A chunk of the day was spent deleting e-mails and text messages from my iPhone 3GS that date so far back that I'm too ashamed to confess specifics.  I had taken comfort in having history at my finger tips.  As I recently told a friend, I am a hoarder of minutiae ... the bits and bytes of day-to-day life that most others would cast away.  A handwritten letter lover at heart, these modern day means of communication and connection are treasures to me.  But as they say, you can't take them with you when you go.  In this case, go = transition to a new cell phone carrier and upgrade to the iPhone 4S.

There is a lot to be said for clean slates and fresh starts.  Spring begs for such.  No one ever complains about traveling with a lightened load.  There's good incentive not to drag so much of the past with me wherever I go ... even if it's only in the palm of my hand.

Cheers to freedom ... in whatever way you need it!   

Monday, April 2, 2012

Day 16,980: Next Journal for the Journey


Today I am so grateful ...

To birth the cover of my next sketchbook journal.  This opportunity only comes around a couple of times per year.  Always exciting.  A bit unnerving.  I do my fair share of circle turning before I bravely dig in.
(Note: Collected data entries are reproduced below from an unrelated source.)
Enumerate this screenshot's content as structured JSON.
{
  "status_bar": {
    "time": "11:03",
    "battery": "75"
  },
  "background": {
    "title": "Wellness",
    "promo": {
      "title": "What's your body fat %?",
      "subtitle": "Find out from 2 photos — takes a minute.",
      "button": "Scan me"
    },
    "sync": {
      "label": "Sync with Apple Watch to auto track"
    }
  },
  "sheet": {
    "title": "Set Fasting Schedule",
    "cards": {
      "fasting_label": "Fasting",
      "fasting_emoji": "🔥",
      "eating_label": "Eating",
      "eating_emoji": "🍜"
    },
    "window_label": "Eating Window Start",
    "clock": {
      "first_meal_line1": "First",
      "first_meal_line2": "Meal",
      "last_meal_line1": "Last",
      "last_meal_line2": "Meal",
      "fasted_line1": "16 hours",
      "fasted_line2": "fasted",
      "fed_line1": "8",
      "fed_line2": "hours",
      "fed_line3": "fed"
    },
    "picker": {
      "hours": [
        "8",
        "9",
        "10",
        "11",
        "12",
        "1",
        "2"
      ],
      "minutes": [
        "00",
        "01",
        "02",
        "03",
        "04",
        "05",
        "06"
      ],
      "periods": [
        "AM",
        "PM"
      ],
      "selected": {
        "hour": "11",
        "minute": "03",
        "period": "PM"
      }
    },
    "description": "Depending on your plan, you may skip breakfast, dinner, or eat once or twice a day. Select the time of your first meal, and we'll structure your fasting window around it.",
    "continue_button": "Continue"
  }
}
My cover collages on past journals have been pretty safey-safe so far.  I hungered for this one to have some dimension.  So I began by covering it with a piece of Fred's comforter that I had saved when I relunctantly discarded the rest of it last week due to its sad state of disrepair.  It had previously been the comforter on Dan's and my bed when we moved into this house almost 10 years ago to the day.  There's richness of personal history in the well-worn fibers and patterns of things that comfort and give us warmth, but I don't need to keep them whole forever to satisfy my nostalgia.  They mean even more to me when a portion can be integrated into something new.
 
In a dream last night, while the new journal still slept in its plastic wrapper, I saw the finished cover with the tree.  My marching orders were to find the stash of embroidery thread, otherwise long ago forgotten, from my daughter's childhood friendship bracelet days.  Afraid to slow down, much less stop, the finished cover manifested through a beautiful mess in a surprisingly short time.  It's like nothing I've ever made before.

Now I'm in shellac mode.  Adding protection and shine.  As I gently brush it on, I realize that I don't entirely understand what the whole of it means.  I do sense that this tree is capable of accommodating the winds of change while remaining firmly grounded.  It appears to be bending and flowing quite playfully, in fact.  Hopefully these characteristics apply to me as well as I fill this journal's pages with art, words and other treasures gathered on this juncture's journeys, inward and outward, near and far.